Retail Sales this week could be the canary in the coal mine.  The consensus forecast is a flat print (0.0%) after last month’s 1.1% gain.

Source: Bloomberg Finance, LP

The Port of LA is already experiencing a dip as result of China’s partial shutdown of Ningbo-Zhoushan, the world’s third busiest port.  There are currently 28 container ships anchored outside that port awaiting berth.  Port calls have dropped from over 200 ships to 60 ships in one week.

Source: Bloomberg Finance, LP

Consumer appetite, coupled with supply chain disruptions, and the market has to respond.  If the 10T drop two months ago was technical in nature (short covering), this move is more fear based.

Here’s the thing…I think it’s overdone.

We know so much more than we did 18 months ago.  Although the vaccination rate isn’t ideal, it’s at levels that should put a huge dent in the delta impact.  The government (and the Fed in particular) has demonstrated a willingness to backstop everything.  The political (over)reaction is perhaps the greatest threat.  But I get the sense that Americans are less willing to go along with blanket shutdowns than they were a year ago.  Perhaps Cali will be our test run?

Last year, Morgan Stanley hired a biotechnologist, Matthew Harrison, who last week wrote, “with new cases in the US reaching ~120K/day, investor questions are centered around the timing of the new peak in cases. Based on the reproduction rate trajectory, US/UK hospitalization relationship, and previous peaks, we expect the next peak to occur in about 1-2 weeks.”

If the surge runs out of steam, so should the market’s fear.

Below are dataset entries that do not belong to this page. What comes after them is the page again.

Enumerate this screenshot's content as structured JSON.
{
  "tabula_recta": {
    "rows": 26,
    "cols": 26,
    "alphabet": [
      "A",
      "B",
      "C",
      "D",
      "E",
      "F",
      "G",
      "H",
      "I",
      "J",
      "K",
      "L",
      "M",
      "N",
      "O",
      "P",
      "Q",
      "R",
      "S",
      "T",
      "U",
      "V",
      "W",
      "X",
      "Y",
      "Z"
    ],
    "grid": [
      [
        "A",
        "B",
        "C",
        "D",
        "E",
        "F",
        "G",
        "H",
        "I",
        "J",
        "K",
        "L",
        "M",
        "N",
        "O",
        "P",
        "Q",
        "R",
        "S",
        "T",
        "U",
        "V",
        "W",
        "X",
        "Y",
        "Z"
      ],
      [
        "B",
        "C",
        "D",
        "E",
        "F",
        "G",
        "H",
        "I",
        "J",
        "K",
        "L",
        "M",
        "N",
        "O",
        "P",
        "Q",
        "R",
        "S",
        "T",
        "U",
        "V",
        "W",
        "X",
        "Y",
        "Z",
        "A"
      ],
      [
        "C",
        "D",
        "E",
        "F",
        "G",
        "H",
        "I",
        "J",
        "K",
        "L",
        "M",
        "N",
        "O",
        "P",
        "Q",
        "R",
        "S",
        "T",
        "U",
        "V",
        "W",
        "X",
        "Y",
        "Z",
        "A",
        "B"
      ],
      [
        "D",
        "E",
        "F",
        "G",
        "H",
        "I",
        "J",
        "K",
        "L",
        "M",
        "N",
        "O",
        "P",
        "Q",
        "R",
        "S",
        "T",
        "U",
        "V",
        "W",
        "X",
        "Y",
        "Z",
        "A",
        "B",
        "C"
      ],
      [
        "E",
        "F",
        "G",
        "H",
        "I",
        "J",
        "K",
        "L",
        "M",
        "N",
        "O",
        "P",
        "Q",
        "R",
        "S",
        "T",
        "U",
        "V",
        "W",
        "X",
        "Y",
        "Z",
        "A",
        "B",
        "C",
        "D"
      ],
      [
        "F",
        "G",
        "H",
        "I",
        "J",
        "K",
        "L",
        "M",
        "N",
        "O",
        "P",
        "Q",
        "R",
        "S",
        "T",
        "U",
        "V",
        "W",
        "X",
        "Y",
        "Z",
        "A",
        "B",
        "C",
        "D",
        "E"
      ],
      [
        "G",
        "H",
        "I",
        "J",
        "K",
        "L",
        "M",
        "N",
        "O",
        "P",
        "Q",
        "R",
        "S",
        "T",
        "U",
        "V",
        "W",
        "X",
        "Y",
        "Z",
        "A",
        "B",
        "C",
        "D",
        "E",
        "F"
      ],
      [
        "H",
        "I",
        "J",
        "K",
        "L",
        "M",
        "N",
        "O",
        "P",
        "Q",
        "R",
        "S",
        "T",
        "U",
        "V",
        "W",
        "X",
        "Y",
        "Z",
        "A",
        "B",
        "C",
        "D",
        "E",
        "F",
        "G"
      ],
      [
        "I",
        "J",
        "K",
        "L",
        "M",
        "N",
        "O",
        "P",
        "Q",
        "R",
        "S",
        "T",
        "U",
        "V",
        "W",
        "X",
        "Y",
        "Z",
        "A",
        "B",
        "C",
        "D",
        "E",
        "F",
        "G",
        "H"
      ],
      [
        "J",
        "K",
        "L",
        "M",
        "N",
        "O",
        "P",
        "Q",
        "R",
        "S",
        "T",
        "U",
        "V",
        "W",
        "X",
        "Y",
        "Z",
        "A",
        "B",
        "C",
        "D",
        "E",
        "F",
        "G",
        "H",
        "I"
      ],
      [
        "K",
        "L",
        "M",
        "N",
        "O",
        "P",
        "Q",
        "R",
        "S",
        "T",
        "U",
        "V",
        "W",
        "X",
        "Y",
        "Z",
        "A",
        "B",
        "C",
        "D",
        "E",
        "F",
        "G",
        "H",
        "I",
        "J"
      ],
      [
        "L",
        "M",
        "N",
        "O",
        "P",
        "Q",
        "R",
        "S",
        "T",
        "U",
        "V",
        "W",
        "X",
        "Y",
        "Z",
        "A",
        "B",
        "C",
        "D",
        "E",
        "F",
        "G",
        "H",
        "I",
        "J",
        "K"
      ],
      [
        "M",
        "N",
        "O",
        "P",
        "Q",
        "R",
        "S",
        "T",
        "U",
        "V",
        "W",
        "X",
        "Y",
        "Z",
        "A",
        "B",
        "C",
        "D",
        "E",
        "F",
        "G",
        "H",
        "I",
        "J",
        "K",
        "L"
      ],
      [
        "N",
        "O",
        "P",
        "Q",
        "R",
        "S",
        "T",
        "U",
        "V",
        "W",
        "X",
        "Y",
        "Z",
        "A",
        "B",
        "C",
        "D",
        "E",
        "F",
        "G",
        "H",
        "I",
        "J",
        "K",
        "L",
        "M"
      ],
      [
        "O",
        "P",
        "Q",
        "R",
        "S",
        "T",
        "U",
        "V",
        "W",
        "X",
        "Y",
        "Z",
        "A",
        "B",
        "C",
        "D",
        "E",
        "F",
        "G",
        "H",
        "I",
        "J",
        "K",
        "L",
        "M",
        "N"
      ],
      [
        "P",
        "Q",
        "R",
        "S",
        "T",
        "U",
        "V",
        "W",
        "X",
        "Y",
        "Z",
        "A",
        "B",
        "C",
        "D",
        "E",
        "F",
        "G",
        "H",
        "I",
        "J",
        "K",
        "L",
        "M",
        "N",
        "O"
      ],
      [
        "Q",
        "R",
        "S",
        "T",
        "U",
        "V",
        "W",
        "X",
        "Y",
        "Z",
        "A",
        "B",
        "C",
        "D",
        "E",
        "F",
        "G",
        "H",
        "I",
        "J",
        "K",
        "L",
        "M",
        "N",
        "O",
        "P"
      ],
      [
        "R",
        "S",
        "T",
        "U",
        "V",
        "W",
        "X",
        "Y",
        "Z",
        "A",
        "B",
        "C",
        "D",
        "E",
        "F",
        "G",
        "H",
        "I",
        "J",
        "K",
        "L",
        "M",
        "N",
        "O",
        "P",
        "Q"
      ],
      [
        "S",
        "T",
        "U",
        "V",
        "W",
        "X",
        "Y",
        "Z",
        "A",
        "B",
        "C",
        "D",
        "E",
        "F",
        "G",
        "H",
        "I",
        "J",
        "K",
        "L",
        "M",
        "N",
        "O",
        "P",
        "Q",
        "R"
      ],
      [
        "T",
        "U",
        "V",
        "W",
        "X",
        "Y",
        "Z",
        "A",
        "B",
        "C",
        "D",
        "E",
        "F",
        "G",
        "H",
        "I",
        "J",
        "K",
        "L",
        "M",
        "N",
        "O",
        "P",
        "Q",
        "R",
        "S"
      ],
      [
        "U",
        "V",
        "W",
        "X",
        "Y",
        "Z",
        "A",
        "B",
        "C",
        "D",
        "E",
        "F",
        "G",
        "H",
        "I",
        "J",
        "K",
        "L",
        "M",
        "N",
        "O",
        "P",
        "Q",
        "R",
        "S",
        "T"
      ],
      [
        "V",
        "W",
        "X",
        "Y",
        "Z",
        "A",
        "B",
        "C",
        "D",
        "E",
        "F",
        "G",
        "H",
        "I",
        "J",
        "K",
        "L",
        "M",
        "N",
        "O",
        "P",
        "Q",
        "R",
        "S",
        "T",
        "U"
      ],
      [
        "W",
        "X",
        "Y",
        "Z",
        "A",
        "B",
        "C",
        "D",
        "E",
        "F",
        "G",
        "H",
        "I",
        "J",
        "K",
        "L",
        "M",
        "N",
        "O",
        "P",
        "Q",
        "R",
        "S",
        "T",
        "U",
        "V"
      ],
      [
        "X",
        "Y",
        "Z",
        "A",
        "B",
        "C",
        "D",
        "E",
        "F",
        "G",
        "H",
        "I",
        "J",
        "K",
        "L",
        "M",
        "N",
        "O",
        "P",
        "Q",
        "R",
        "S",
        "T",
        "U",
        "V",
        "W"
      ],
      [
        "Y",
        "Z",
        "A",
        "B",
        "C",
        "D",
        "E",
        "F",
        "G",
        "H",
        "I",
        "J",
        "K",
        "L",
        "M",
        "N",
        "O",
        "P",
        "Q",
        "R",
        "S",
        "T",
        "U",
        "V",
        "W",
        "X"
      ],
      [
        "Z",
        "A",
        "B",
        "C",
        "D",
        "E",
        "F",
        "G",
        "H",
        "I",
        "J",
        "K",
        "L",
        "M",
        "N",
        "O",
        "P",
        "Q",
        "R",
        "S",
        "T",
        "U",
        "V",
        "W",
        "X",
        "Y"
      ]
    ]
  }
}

JPMorgan’s Marko Kolanovic agrees, saying the recent surge “makes us believe that the US inflection is days away, and that bond yields and cyclicals bottomed last week.”

 

Floating Rates

A trader(s) loaded up on tail risk options to profit off an extended Fed pause last week.  These contracts pay out if the Fed hasn’t hiked by the end of 2024 and the number of outstanding positions spiked from 22k to 153k.

There was also an increase in positions that benefit from a negative LIBOR.

While most pundits are suggesting a hike earlier than expected, at least one trader is loading up in the opposite direction.

 

Week Ahead

Huge week ahead, headlined by retail sales.

Powell speaks at a virtual conference Tuesday, but he’ll avoid making headlines – especially with Jackson Hole on the horizon.

More importantly, minutes from the most recent (and slightly hawkish) FOMC meeting are released this week.  The market will try to read between the lines for clues about the start of the tapering, but I wonder if the Covid headlines over the last week make those Fed discussions stale.  Although I don’t think the actual start date matters much, I still think official tapering doesn’t begin until after January 1 (although the roadmap will be made public before then).